Geçtiğimiz aylarda Barcelona Belediyesi 136 yıldır tamamlanamayan kilise ile varılan imar anlaşmasının tarihi ve dolayısıyla geçersiz olduğunu öne sürdü. Bu yüzden, kilise imar izni alabilmek için Barcelona Belediyesi’ne 35 milyon avro ödeme yapacağını duyurdu. Belediyeye yapılacak bu ödemeler, kiliseye ulaşımın ve kilise çevresindeki mahallelerin iyileştirilmesi için kullanılacak. Kilisenin kendine ait bir de Instagram hesabı bulunuyor. Kilisede yaşanan gelişmeleri anlık takip edebilir ve Gaudi’nin tasarımındaki ince detayları uzaktan da olsa keşfedebilirsiniz.
Park Güell
Güell ailesinin soyluluklarının bir sembolü olması amacıyla özel olarak sipariş üzerine inşa edilen Park Güell, 1926 yılında ziyarete açılmış ve günümüzde Barselona’yı tepeden görmek isteyenlerin en önemli adreslerinden biri olmuştur. İlk zamanlarda içerisinde özel konutların yer aldığı özel bir site olarak planlanan proje, Güell ailesinin vefatı ve beklenilen talebi görmemesi nedeniyle belediyeye devredilmiş. Barselona Belediyesi de bu alanı dev bir şehir parkına dönüştürmüş. Gaudi’nin dokunuşları ise tam olarak bu esnada devreye girmiş; sanatçı, park içerisindeki şato ve merdivenleri tasarlamış. Park Güell, Gaudi’nin zengin hayal dünyasını yansıtan, en renkli eserlerinden biridir.
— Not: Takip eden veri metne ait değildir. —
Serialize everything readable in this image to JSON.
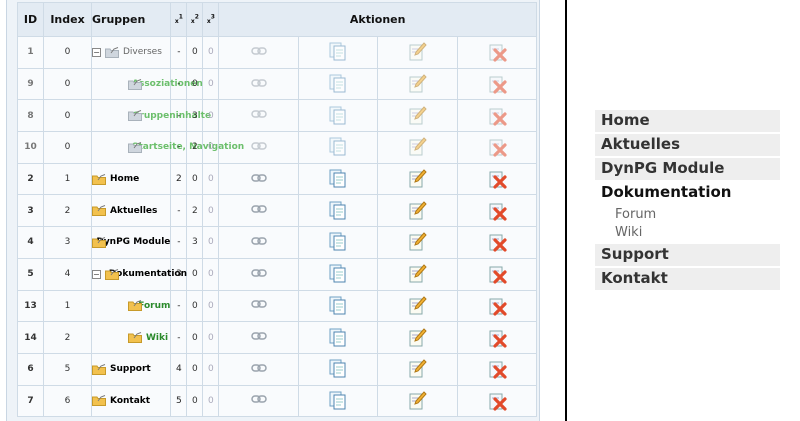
{
  "table": {
    "headers": {
      "id": "ID",
      "index": "Index",
      "groups": "Gruppen",
      "x1": "1",
      "x2": "2",
      "x3": "3",
      "actions": "Aktionen"
    },
    "rows": [
      {
        "id": "1",
        "index": "0",
        "name": "Diverses",
        "x1": "-",
        "x2": "0",
        "x3": "0",
        "indent": 0,
        "toggle": "−",
        "style": "grey",
        "dim": true
      },
      {
        "id": "9",
        "index": "0",
        "name": "Assoziationen",
        "x1": "-",
        "x2": "0",
        "x3": "0",
        "indent": 1,
        "toggle": "",
        "style": "lgreen",
        "dim": true
      },
      {
        "id": "8",
        "index": "0",
        "name": "Gruppeninhalte",
        "x1": "-",
        "x2": "3",
        "x3": "0",
        "indent": 1,
        "toggle": "",
        "style": "lgreen",
        "dim": true
      },
      {
        "id": "10",
        "index": "0",
        "name": "Startseite, Navigation",
        "x1": "-",
        "x2": "2",
        "x3": "0",
        "indent": 1,
        "toggle": "",
        "style": "lgreen",
        "dim": true
      },
      {
        "id": "2",
        "index": "1",
        "name": "Home",
        "x1": "2",
        "x2": "0",
        "x3": "0",
        "indent": 0,
        "toggle": "",
        "style": "b",
        "dim": false
      },
      {
        "id": "3",
        "index": "2",
        "name": "Aktuelles",
        "x1": "-",
        "x2": "2",
        "x3": "0",
        "indent": 0,
        "toggle": "",
        "style": "b",
        "dim": false
      },
      {
        "id": "4",
        "index": "3",
        "name": "DynPG Module",
        "x1": "-",
        "x2": "3",
        "x3": "0",
        "indent": 0,
        "toggle": "",
        "style": "b",
        "dim": false
      },
      {
        "id": "5",
        "index": "4",
        "name": "Dokumentation",
        "x1": "3",
        "x2": "0",
        "x3": "0",
        "indent": 0,
        "toggle": "−",
        "style": "b",
        "dim": false
      },
      {
        "id": "13",
        "index": "1",
        "name": "Forum",
        "x1": "-",
        "x2": "0",
        "x3": "0",
        "indent": 1,
        "toggle": "",
        "style": "green",
        "dim": false
      },
      {
        "id": "14",
        "index": "2",
        "name": "Wiki",
        "x1": "-",
        "x2": "0",
        "x3": "0",
        "indent": 1,
        "toggle": "",
        "style": "green",
        "dim": false
      },
      {
        "id": "6",
        "index": "5",
        "name": "Support",
        "x1": "4",
        "x2": "0",
        "x3": "0",
        "indent": 0,
        "toggle": "",
        "style": "b",
        "dim": false
      },
      {
        "id": "7",
        "index": "6",
        "name": "Kontakt",
        "x1": "5",
        "x2": "0",
        "x3": "0",
        "indent": 0,
        "toggle": "",
        "style": "b",
        "dim": false
      }
    ],
    "action_icons": [
      "link-icon",
      "copy-icon",
      "edit-icon",
      "delete-icon"
    ]
  },
  "nav": {
    "items": [
      {
        "label": "Home",
        "active": false
      },
      {
        "label": "Aktuelles",
        "active": false
      },
      {
        "label": "DynPG Module",
        "active": false
      },
      {
        "label": "Dokumentation",
        "active": true,
        "children": [
          "Forum",
          "Wiki"
        ]
      },
      {
        "label": "Support",
        "active": false
      },
      {
        "label": "Kontakt",
        "active": false
      }
    ]
  },
  "colors": {
    "panel_bg": "#eef3f8",
    "header_bg": "#e3ebf3",
    "green": "#2b8a2b",
    "light_green": "#6cbf6c",
    "nav_bg": "#eeeeee"
  }
}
Yapıların büyük bir kısmı renkleri içeren seramik parçalarından yapılmıştır ve parkın genelinde mozaiklerle dolu eserler hakimdir. Park Güell, 1984 yılında UNESCO Kültür Mirasları listesine girmiştir.
Casa Mila
Gaudi’nin La Sagrada Familia’dan sonra en çok ilgi gören eserlerinden bir tanesi de Casa Mila’dır. 1910 yılında yapımı tamamlanan bu eseri diğerlerinden ayıran özelliği, keskin hatları reddeden, yumuşak ve kavisli bir tasarıma sahip olmasıdır. Gaudi bu apartmanın yapımında doğal taşlar kullanmıştır. Bu yüzden de bu yapıya İspanyolca Taş Ocağı anlamına gelen La Pedrera ismi verilmiştir. Eser, uzaktan bakıldığında da dalgalı bir denize benzemektedir. Casa Mila, 1984 yılında UNESCO Kültür Mirasları listesine girmiş ve o günden sonra ziyarete açılmıştır. Casa Mila’nın, ziyaretçileri için en ilgi çekici noktası, 20’den fazla bacanın yer aldığı ve gerçeküstü bir bahçeyi andıran çatısıdır. Kıvrımlı patika yolları, merdivenleri, bacaları ve Barselona manzarasıyla Casa Mila görülmesi gereken yerler listenizde mutlaka olmalı.